Pattern four: maintenance ownership is assigned before the first line is written. Day 90 is where the silent failures live. Someone leaves. The tool breaks. Nobody remembers who built it or how. Assign the owner on day zero, or you are building something that will fail silently later while everyone celebrates the initial win.
Pattern five: the licence-to-habit bridge requires explicit permission. Companies buy Cursor seats. Seats sit unused. The missing ingredient is not training. It is a named executive saying out loud "you are allowed to use this on real work."
Key Takeaways
- AI models can generate 10x productivity on greenfield features, but 45-62% contains vulnerabilities
- Anthropic's 22K-line merge shows what proper process around AI tools can achieve
- Five patterns separate successful vibe coding from incident reports: spotter, scope selection, verifiability, ownership, and permission
- The model is not the problem; everything around the model is the problem
Why Do I Care
I've been thinking about how to introduce AI coding tools to teams, and this piece crystallized something I've been feeling. The conversation often focuses on which model or tool to use, but the real challenge is the process around it.

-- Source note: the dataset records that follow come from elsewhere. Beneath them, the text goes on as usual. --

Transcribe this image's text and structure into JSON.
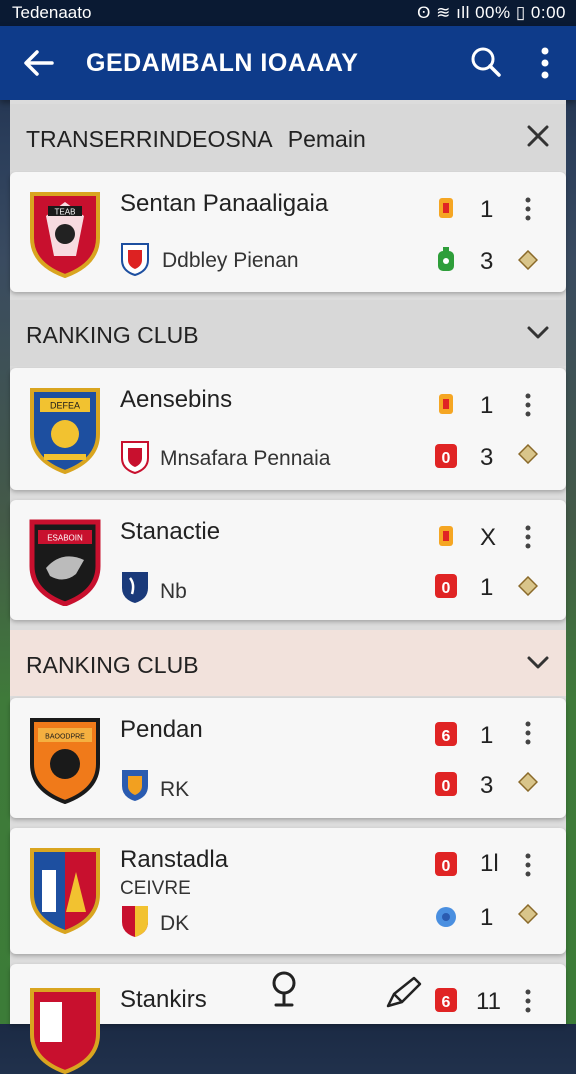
{
  "status_bar": {
    "left_text": "Tedenaato",
    "right_text": "ʘ ≋ ıll 00% ▯ 0:00"
  },
  "app_bar": {
    "title": "GEDAMBALN IOAAAY"
  },
  "sections": [
    {
      "title_main": "TRANSERRINDEOSNA",
      "title_suffix": "Pemain",
      "control": "close-icon"
    },
    {
      "title": "RANKING CLUB",
      "control": "chevron-down-icon"
    },
    {
      "title": "RANKING CLUB",
      "control": "chevron-down-icon"
    }
  ],
  "cards": [
    {
      "name": "Sentan Panaaligaia",
      "crest_text": "TEAB",
      "sub": "Ddbley Pienan",
      "stat1": "1",
      "stat2": "3"
    },
    {
      "name": "Aensebins",
      "crest_text": "DEFEA",
      "sub": "Mnsafara Pennaia",
      "stat1": "1",
      "stat2": "3"
    },
    {
      "name": "Stanactie",
      "crest_text": "ESABOIN",
      "sub": "Nb",
      "stat1": "X",
      "stat2": "1"
    },
    {
      "name": "Pendan",
      "crest_text": "BAOODPRE",
      "sub": "RK",
      "stat1": "1",
      "stat2": "3"
    },
    {
      "name": "Ranstadla",
      "name2": "CEIVRE",
      "sub": "DK",
      "stat1": "1l",
      "stat2": "1"
    },
    {
      "name": "Stankirs",
      "stat1": "11"
    }
  ],
  "badges": {
    "b": "0",
    "c": "6"
  },
  "colors": {
    "app_bar": "#0e3b8a",
    "status_bar": "#0a1a33",
    "badge_red": "#e02424",
    "ranking_header_tint": "#f2e2dc"
  }
}
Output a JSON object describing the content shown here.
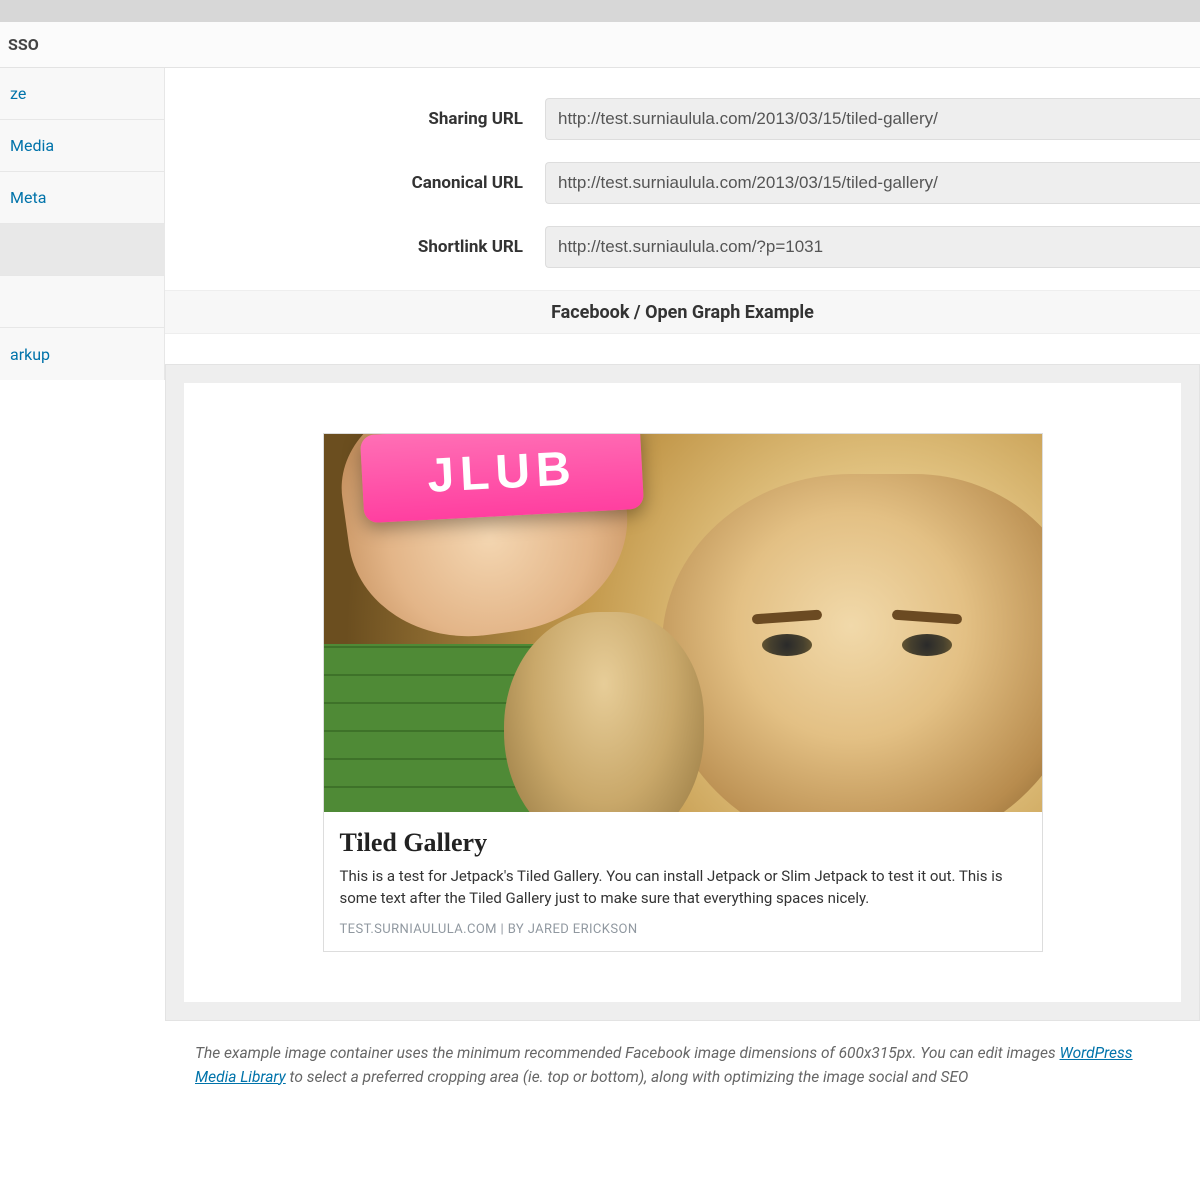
{
  "header": {
    "title": "SSO"
  },
  "sidebar": {
    "items": [
      {
        "label": "ze"
      },
      {
        "label": "Media"
      },
      {
        "label": "Meta"
      },
      {
        "label": ""
      },
      {
        "label": ""
      },
      {
        "label": "arkup"
      }
    ]
  },
  "fields": {
    "sharing": {
      "label": "Sharing URL",
      "value": "http://test.surniaulula.com/2013/03/15/tiled-gallery/"
    },
    "canonical": {
      "label": "Canonical URL",
      "value": "http://test.surniaulula.com/2013/03/15/tiled-gallery/"
    },
    "shortlink": {
      "label": "Shortlink URL",
      "value": "http://test.surniaulula.com/?p=1031"
    }
  },
  "section": {
    "heading": "Facebook / Open Graph Example"
  },
  "preview": {
    "soap_text": "JLUB",
    "title": "Tiled Gallery",
    "description": "This is a test for Jetpack's Tiled Gallery. You can install Jetpack or Slim Jetpack to test it out. This is some text after the Tiled Gallery just to make sure that everything spaces nicely.",
    "source": "TEST.SURNIAULULA.COM | BY JARED ERICKSON"
  },
  "note": {
    "text_before": "The example image container uses the minimum recommended Facebook image dimensions of 600x315px. You can edit images ",
    "link_text": "WordPress Media Library",
    "text_after": " to select a preferred cropping area (ie. top or bottom), along with optimizing the image social and SEO "
  }
}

The spotter concept is particularly valuable. Half an hour of developer review before deployment seems like a small investment that could catch most issues. It's not about slowing down; it's about having a safety net.
Scope selection is where I see teams get into trouble most often. The excitement about what AI can do leads to building user-facing production apps immediately. Starting small with bounded blast radius seems obvious when stated explicitly, but it's tempting to skip when you're excited about the possibilities.
The permission point hits home. I've seen teams where the tools were available but people weren't sure they were allowed to use them on real work. Sometimes it takes an explicit statement from leadership to create that psychological safety.